I have heard that the economics program on my campus is the most difficult and has the lowest GPA. My lust for this field and those related could not be stronger, and I will continue to study it even in the face of sentiments like yours and those of my professors (which are, by the way, very discouraging).

Economic Logician said...

Good undergraduate students can find a way to distinguish themselves within an Honors program, with a double major or with a joint BA/MA program. But this was not the point of my post.

The point is that some if not many students should not even have started college, and that colleges should have the courage to dismiss them. I agree with vilfredo that incentives are tilted against this practice. But having guidance counselors in high school stop pressing all students to go to college would be a start.

Anonymous said...

Economics is hard!

Anonymous said...

I am just as desperate. For one, we are handed in college students that are visibly ill-prepared. Also, they do not nearly put the effort required to succeed. I once failed half a class, because it really did not merit a passing grade. Imagine the storm that resulted, it went all the way to the university president. I was at fault, not the snow flakes in my class room.

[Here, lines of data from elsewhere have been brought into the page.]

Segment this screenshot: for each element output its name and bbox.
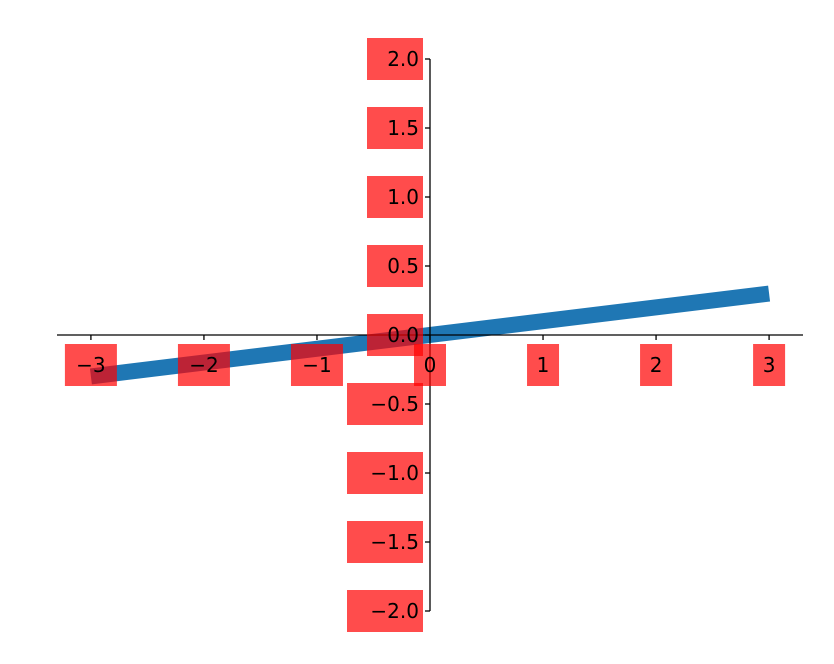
- y-tick-label: −1.0: [370, 461, 419, 485]
- y-tick: 0.0: [367, 314, 430, 356]
- plot-area: −3 −2 −1 0 1 2 3 2.0 1.5 1.0 0.5 0.0 −0.5 −1.0 −1.5 −2…: [57, 38, 803, 632]
- y-tick: −1.5: [347, 521, 430, 563]
- x-tick-label-box: [290, 344, 343, 386]
- x-tick-label-box: [640, 344, 673, 386]
- y-tick-label: −2.0: [370, 599, 419, 623]
- x-tick-label: −3: [76, 353, 105, 377]
- y-tick-label: 2.0: [387, 47, 419, 71]
- x-tick-label: 0: [424, 353, 437, 377]
- x-tick-label-box: [753, 344, 786, 386]
- y-tick-label: 0.5: [387, 254, 419, 278]
- y-tick: −0.5: [347, 383, 430, 425]
- y-tick-label-box: [347, 452, 423, 494]
- y-tick: 2.0: [367, 38, 430, 80]
- y-tick-label-box: [367, 245, 423, 287]
- x-tick-label-box: [527, 344, 560, 386]
- x-tick-label: −2: [189, 353, 218, 377]
- x-tick-label-box: [177, 344, 230, 386]
- y-tick-label: −1.5: [370, 530, 419, 554]
- y-tick-label: −0.5: [370, 392, 419, 416]
- x-tick: −3: [64, 335, 117, 386]
- y-tick-label: 0.0: [387, 323, 419, 347]
- y-tick-label: 1.5: [387, 116, 419, 140]
- y-tick-label-box: [347, 590, 423, 632]
- y-tick-label-box: [347, 521, 423, 563]
- x-tick: 1: [527, 335, 560, 386]
- x-tick: 2: [640, 335, 673, 386]
- y-tick-label-box: [367, 176, 423, 218]
- y-tick-label-box: [367, 314, 423, 356]
- x-tick-label-box: [64, 344, 117, 386]
- y-tick-label-box: [367, 38, 423, 80]
- x-tick-label: 1: [537, 353, 550, 377]
- x-tick: −2: [177, 335, 230, 386]
- y-tick-label-box: [347, 383, 423, 425]
- y-tick-label-box: [367, 107, 423, 149]
- x-tick: 3: [753, 335, 786, 386]
- y-tick: −2.0: [347, 590, 430, 632]
- y-axis-ticks: 2.0 1.5 1.0 0.5 0.0 −0.5 −1.0 −1.5 −2.0: [347, 38, 430, 632]
- y-tick: 1.5: [367, 107, 430, 149]
- x-tick-label: 2: [650, 353, 663, 377]
- x-tick: −1: [290, 335, 343, 386]
- y-tick: −1.0: [347, 452, 430, 494]
- y-tick: 0.5: [367, 245, 430, 287]
- x-tick-label: −1: [302, 353, 331, 377]
- x-tick-label: 3: [763, 353, 776, 377]
- y-tick: 1.0: [367, 176, 430, 218]
- y-tick-label: 1.0: [387, 185, 419, 209]
- x-axis-ticks: −3 −2 −1 0 1 2 3: [64, 335, 786, 386]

But if I am alone in trying to enforce some standard, it is just suicide. We need concerted action.

Anonymous said...

When I taught at an elite private university, I had to justify with a letter to the dean whenever I gave a D or F to a student. Talk about incentives to fail a student...

Anonymous said...

Economic Logician said...
"They cannot write a sentence without blatant errors."

The really funny thing is that both your preceding and following sentences had grammatical errors.

Anonymous said...
"Face it, a bachelor has no value. You need a graduate degree to have any reasonable shot to a job within your major."

You must have been a liberal arts major. Try telling someone with a B.S. in chemical engineering that his bachelor's degree has no value. He'll laugh at you.

Econ Prof said...
"I once failed half a class, because it really did not merit a passing grade."

While I do not know your particular situation, usually the professors who are strictest with grading are also the least talented with instructing.